Bigger and bigger brother

And right after the Claude Dallas story from Boise, which has as its theme a governmental coverup of incompetence, read this column from Danny Westneat of the Seattle Times, which is about how that same government is watching us, all of us ever more closely.

The whole thing is chilling, from the opening lines about checking citizenship records on domestic ferries, but reaches a peak with the story of a federal monitor for radioactive material on I-5 so sensitive that "the government now has the ability to detect radiation in a cat inside a car going by at 70 miles per hour. And wow at this world we live in, where we feel compelled to sniff, at random, inside the traffic coming out of Bellingham."

Not all of us feel so compelled. But those in power evidently do, which should be more than a little frightening. The closer quote from San Juan County Councilman Kevin Ranker: "I think it's fair to say many people up here have been left wondering just what kind of country it is they're living in."

Claude Dallas, revisited

When information is locked away by government entities, the reasons sometimes have to do with legitimate reasons such as safety or privacy of private citizens. But a whole lot of the time, it has more to do with avoiding discomfort for someone in public employ.

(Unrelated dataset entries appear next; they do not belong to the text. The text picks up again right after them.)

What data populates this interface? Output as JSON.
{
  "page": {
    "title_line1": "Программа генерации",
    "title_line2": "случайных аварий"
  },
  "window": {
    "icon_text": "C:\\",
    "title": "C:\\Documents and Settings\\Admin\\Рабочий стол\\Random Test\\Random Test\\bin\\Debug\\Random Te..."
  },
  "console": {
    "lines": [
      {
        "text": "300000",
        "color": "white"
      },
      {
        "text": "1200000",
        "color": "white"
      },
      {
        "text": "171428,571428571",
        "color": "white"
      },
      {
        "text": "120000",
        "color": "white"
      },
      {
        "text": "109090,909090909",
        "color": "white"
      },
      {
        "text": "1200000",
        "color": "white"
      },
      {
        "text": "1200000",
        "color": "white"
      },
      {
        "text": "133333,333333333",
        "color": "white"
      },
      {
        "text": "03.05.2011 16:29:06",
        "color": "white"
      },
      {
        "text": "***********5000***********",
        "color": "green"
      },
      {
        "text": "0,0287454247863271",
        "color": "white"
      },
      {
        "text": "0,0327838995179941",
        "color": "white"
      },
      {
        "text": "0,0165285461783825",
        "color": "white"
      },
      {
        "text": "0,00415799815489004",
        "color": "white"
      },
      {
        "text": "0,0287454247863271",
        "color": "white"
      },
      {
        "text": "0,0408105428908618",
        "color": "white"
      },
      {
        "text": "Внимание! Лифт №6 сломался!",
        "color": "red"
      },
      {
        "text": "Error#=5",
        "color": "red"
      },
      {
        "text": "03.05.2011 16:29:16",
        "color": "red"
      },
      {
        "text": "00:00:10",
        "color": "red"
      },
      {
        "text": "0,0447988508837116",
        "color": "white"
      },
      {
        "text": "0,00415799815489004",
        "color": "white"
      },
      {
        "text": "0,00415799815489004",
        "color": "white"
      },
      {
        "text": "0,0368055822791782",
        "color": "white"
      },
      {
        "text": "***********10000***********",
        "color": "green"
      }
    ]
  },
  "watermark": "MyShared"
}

That thought might be borne in mind in reading the fascinating story out today in the Idaho Statesman by Dan Popkey, which makes the case that what we thought we knew about convicted killer Claude Dallas' escape in 1986 from an Idaho penitentiary was, in important ways, a fabrication. It isn't conclusive, but it makes a strong case: "Prison officials faked the fence-cutting to cover up the fact Dallas outsmarted his keepers and simply walked out the front door with a group of visitors shortly before 8 p.m. on March 30, 1986."

A good Sunday read, and worth considering alongside the question of why so much information gets withheld when and how it does.